Aneh memang semua orang berusaha, berbisnis untuk hal positif guna meningkatkan kehidupan sehari-hari, tapi bisnis yang satu ini malah untuk hal yang dirundung malang alias kematian. Kenyataan yang ada tidak murah mengurus kematian di Jepang. Mulai dari pengurusan di rumah sakit, pembakaran, sampai pemakaman di kuburan atau disimpan di kuil.
Terutama tempat pemakaman dengan harga sewa beragam tergantung lokasi, luas dan bentuk makam. Kalau dilihat dari angka, untuk sewa makam saja sebulan paling murah sekitar satu juta rupiah. Tentu yang lebih mahal ada banyak pula. Ditambah lagi batu nisan yang perlu dihias/diukir, rumput makam, dan sebagainya. Bunuh diri yang banyak sekali di Jepang tentu saja tidak membawa hal positif bagi banyak umat manusia terutama di Jepang. Tapi bagi kalangan bisnis pemakaman atau jasa kematian, memberikan keuntungan yang tidak sedikit menghadapi semakin banyak orang meninggal dunia.

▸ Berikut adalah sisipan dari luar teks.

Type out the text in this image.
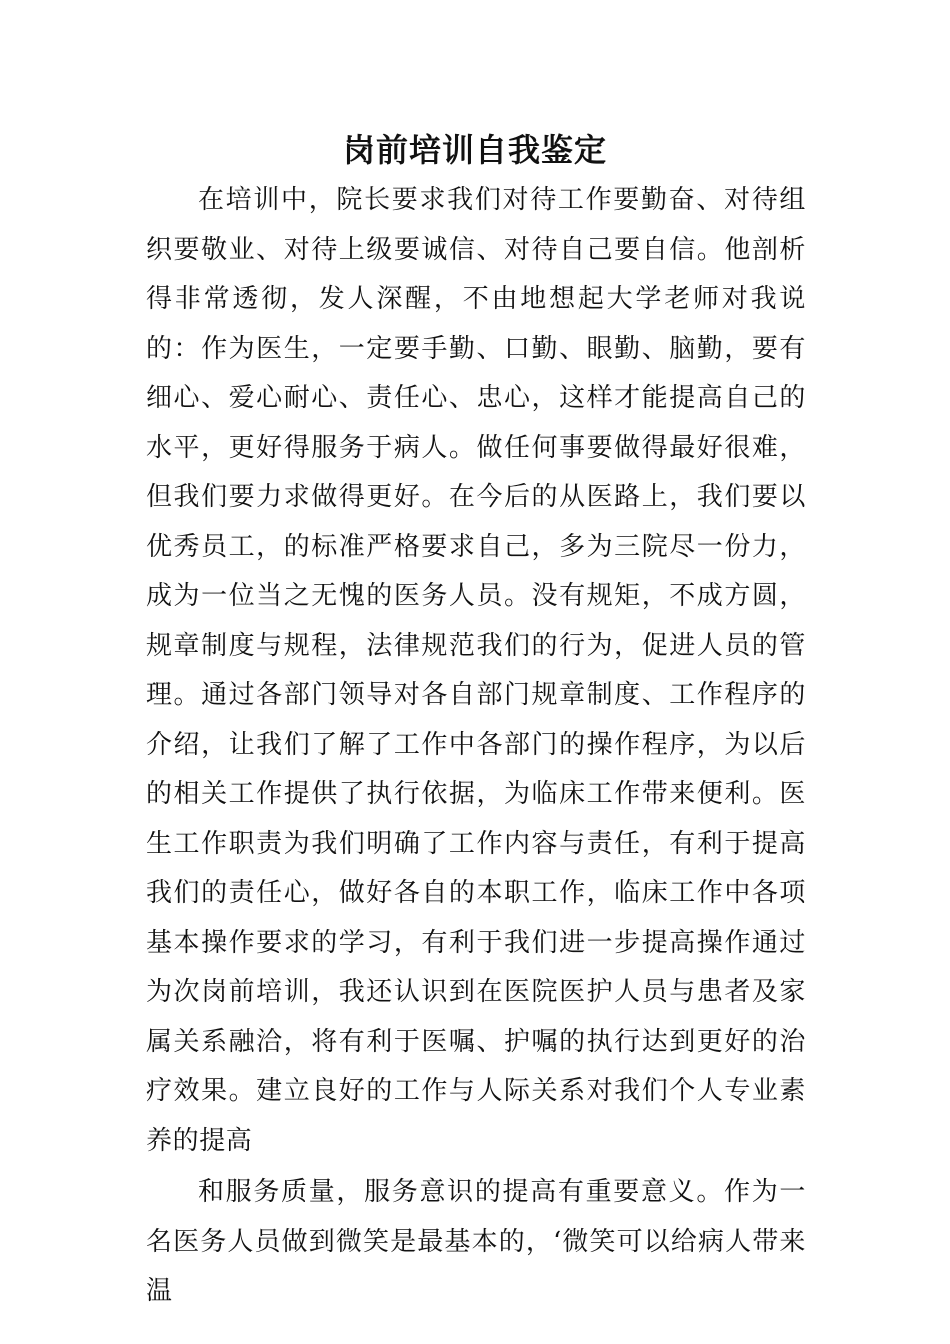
岗前培训自我鉴定

在培训中，院长要求我们对待工作要勤奋、对待组织要敬业、对待上级要诚信、对待自己要自信。他剖析得非常透彻，发人深醒，不由地想起大学老师对我说的：作为医生，一定要手勤、口勤、眼勤、脑勤，要有细心、爱心耐心、责任心、忠心，这样才能提高自己的水平，更好得服务于病人。做任何事要做得最好很难，但我们要力求做得更好。在今后的从医路上，我们要以优秀员工，的标准严格要求自己，多为三院尽一份力，成为一位当之无愧的医务人员。没有规矩，不成方圆，规章制度与规程，法律规范我们的行为，促进人员的管理。通过各部门领导对各自部门规章制度、工作程序的介绍，让我们了解了工作中各部门的操作程序，为以后的相关工作提供了执行依据，为临床工作带来便利。医生工作职责为我们明确了工作内容与责任，有利于提高我们的责任心，做好各自的本职工作，临床工作中各项基本操作要求的学习，有利于我们进一步提高操作通过为次岗前培训，我还认识到在医院医护人员与患者及家属关系融洽，将有利于医嘱、护嘱的执行达到更好的治疗效果。建立良好的工作与人际关系对我们个人专业素养的提高

和服务质量，服务意识的提高有重要意义。作为一名医务人员做到微笑是最基本的，‘微笑可以给病人带来温
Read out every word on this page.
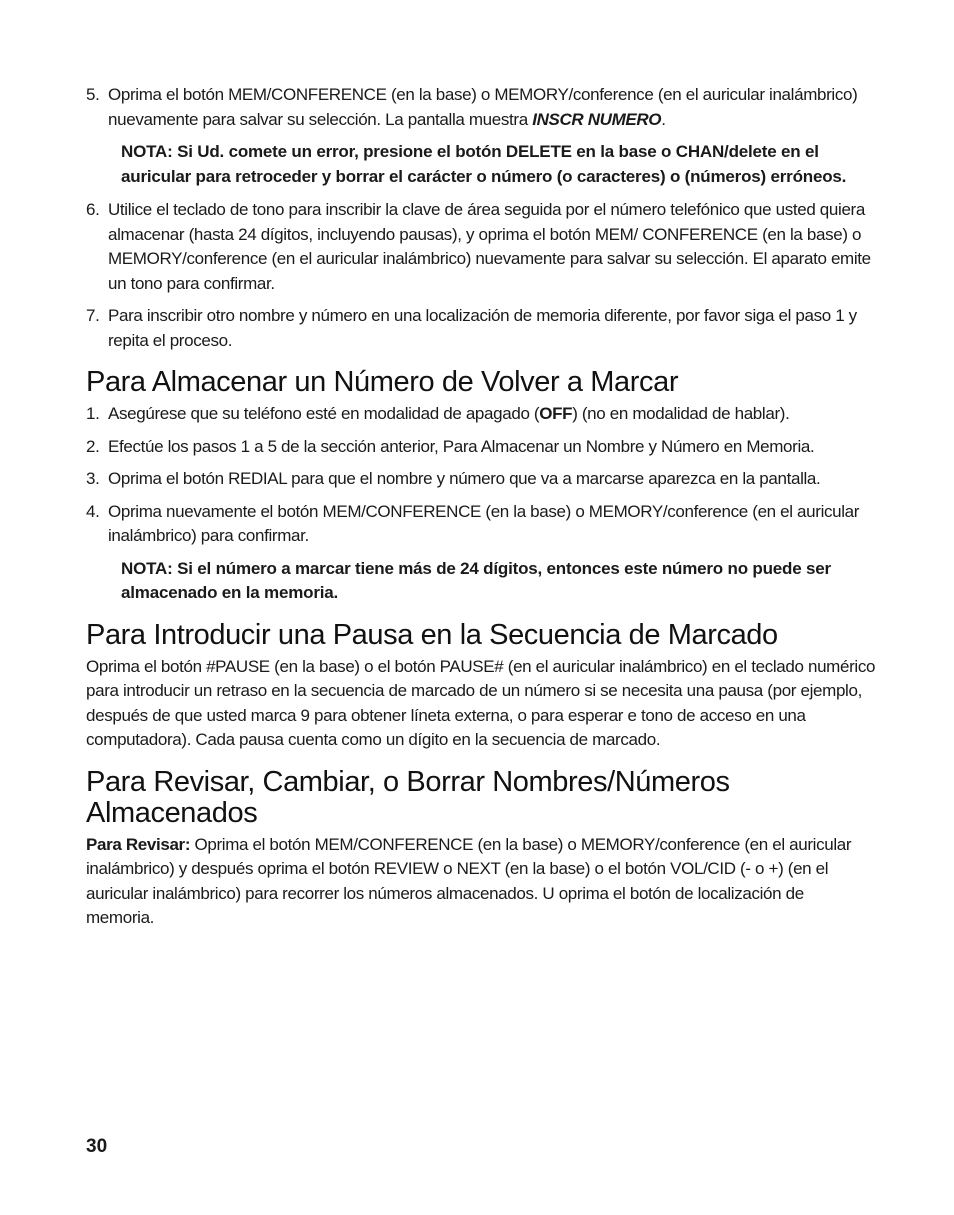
5. Oprima el botón MEM/CONFERENCE (en la base) o MEMORY/conference (en el auricular inalámbrico) nuevamente para salvar su selección. La pantalla muestra INSCR NUMERO.

NOTA: Si Ud. comete un error, presione el botón DELETE en la base o CHAN/delete en el auricular para retroceder y borrar el carácter o número (o caracteres) o (números) erróneos.

6. Utilice el teclado de tono para inscribir la clave de área seguida por el número telefónico que usted quiera almacenar (hasta 24 dígitos, incluyendo pausas), y oprima el botón MEM/ CONFERENCE (en la base) o MEMORY/conference (en el auricular inalámbrico) nuevamente para salvar su selección. El aparato emite un tono para confirmar.

7. Para inscribir otro nombre y número en una localización de memoria diferente, por favor siga el paso 1 y repita el proceso.

Para Almacenar un Número de Volver a Marcar
1. Asegúrese que su teléfono esté en modalidad de apagado (OFF) (no en modalidad de hablar).

2. Efectúe los pasos 1 a 5 de la sección anterior, Para Almacenar un Nombre y Número en Memoria.

3. Oprima el botón REDIAL para que el nombre y número que va a marcarse aparezca en la pantalla.

4. Oprima nuevamente el botón MEM/CONFERENCE (en la base) o MEMORY/conference (en el auricular inalámbrico) para confirmar.

NOTA: Si el número a marcar tiene más de 24 dígitos, entonces este número no puede ser almacenado en la memoria.

Para Introducir una Pausa en la Secuencia de Marcado

Oprima el botón #PAUSE (en la base) o el botón PAUSE# (en el auricular inalámbrico) en el teclado numérico para introducir un retraso en la secuencia de marcado de un número si se necesita una pausa (por ejemplo, después de que usted marca 9 para obtener líneta externa, o para esperar e tono de acceso en una computadora). Cada pausa cuenta como un dígito en la secuencia de marcado.

Para Revisar, Cambiar, o Borrar Nombres/Números Almacenados

Para Revisar: Oprima el botón MEM/CONFERENCE (en la base) o MEMORY/conference (en el auricular inalámbrico) y después oprima el botón REVIEW o NEXT (en la base) o el botón VOL/CID (- o +) (en el auricular inalámbrico) para recorrer los números almacenados. U oprima el botón de localización de memoria.

30
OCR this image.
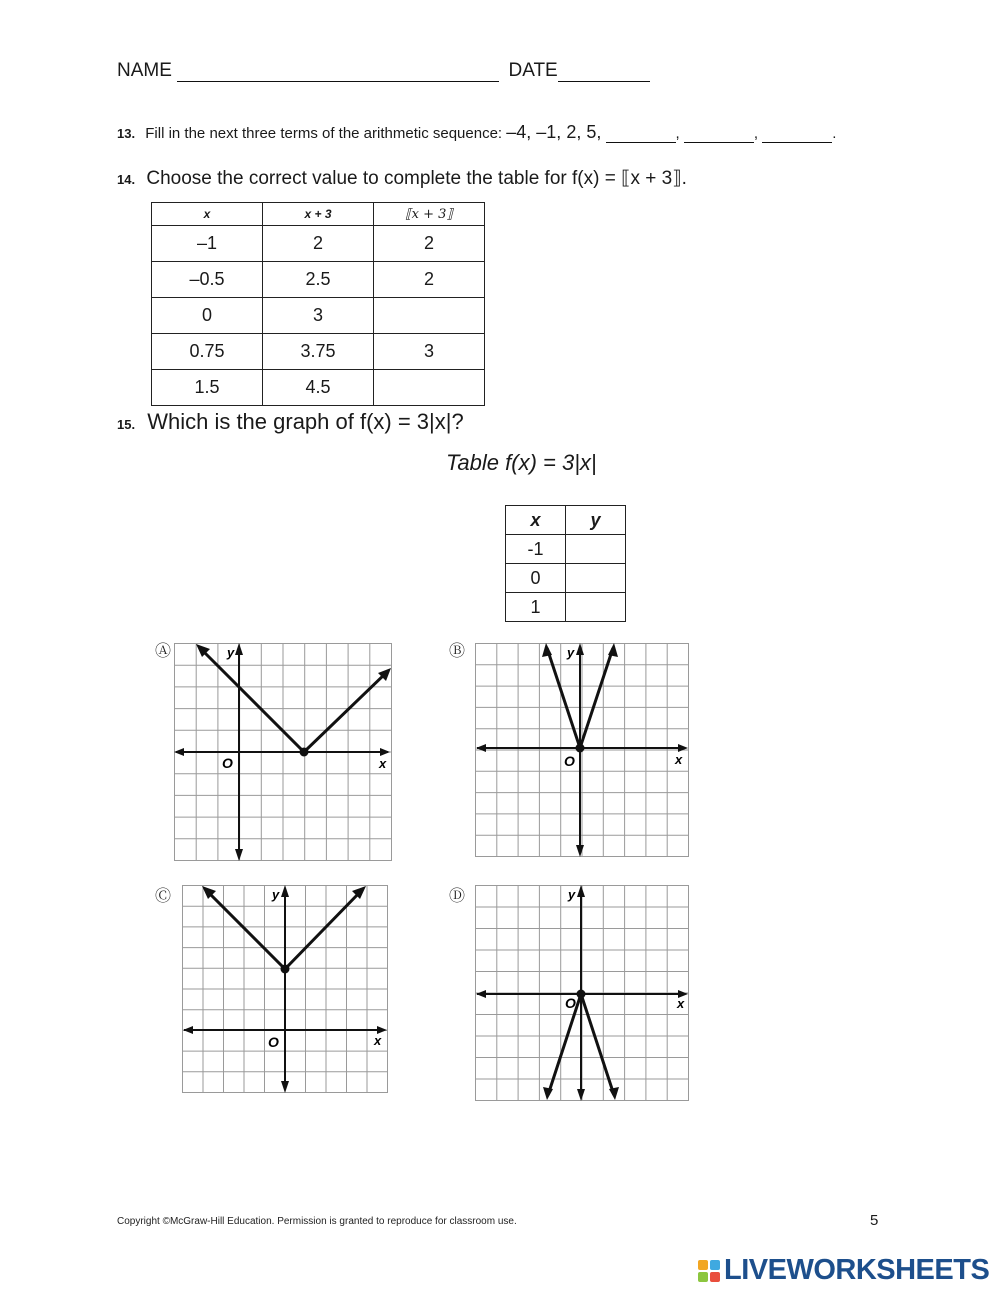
NAME	DATE
13. Fill in the next three terms of the arithmetic sequence: –4, –1, 2, 5,	,	,	.
14. Choose the correct value to complete the table for f(x) = ⟦x + 3⟧.
x	x + 3	⟦x + 3⟧
–1	2	2
–0.5	2.5	2
0	3	
0.75	3.75	3
1.5	4.5	
15. Which is the graph of f(x) = 3|x|?
Table f(x) = 3|x|
x	y
-1	
0	
1	
Ⓐ	Ⓑ
Ⓒ	Ⓓ
y
O	x
y
O	x
y
O	x
y
O	x
Copyright ©McGraw-Hill Education. Permission is granted to reproduce for classroom use.	5
LIVEWORKSHEETS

Secara umum Jepang sedang sekarat saat ini dari segi kemanusiaan. Di waktu lalu seorang Shachou (president) perusahaan besar di Jepang, sahabat penulis, sedikit mengguman, “Mengapa orang Jepang kini semakin lemah ya?” Lemah bukan dari segi fisik, tetapi dari segi mental. Misalnya, jadi malas bekerja, motivasi bekerja semakin rendah, gampang bunuh diri dan sebagainya.
Ada yang mengatakan karena perlu pendidikan motivasi kehidupan yang lebih baik lagi, melihat kesegaran lain dari luar sehingga dapat membandingkan dirinya menjadi lebih baik lagi. Tapi ada pula yang menyebutkan karena lingkungan kehidupan yang membentuk demikian. Seperti diungkap di atas, buat apa bekerja? Dapat gaji saja masih hidup susah saat ini, pas-pasan, kan, lebih baik tak usah bekerja, tapi hidup bisa bebas, tak perlu susah-susah?
Mungkin jawaban kedua itulah yang sudah mulai meracuni masyarakat dan kehidupan di Jepang yang saat menikah menggunakan cara Kristen, ke gereja, dan meninggal dengan upacara Buddha serta Shinto. Lalu apa agama mereka?
Menarik sekali Jepang saat ini, di tengah kemajuan teknologi yang ada, juga ada sisi gelap dan pesimis yang mungkin mengagetkan bagi banyak orang luar. Semua itu berjalan seiring meskipun ada kecenderungan segi negatif semakin menguat. Kembali lagi kepada pimpinan negaranya, sejauhmana bisa memotivasi rakyatnya untuk hidup bersemangat kembali. Sementara popularitas Perdana Menterinya memang tinggi sekitar 70 persen, bisakah menjadikan negeri Sakura ini genki (sehat) kembali?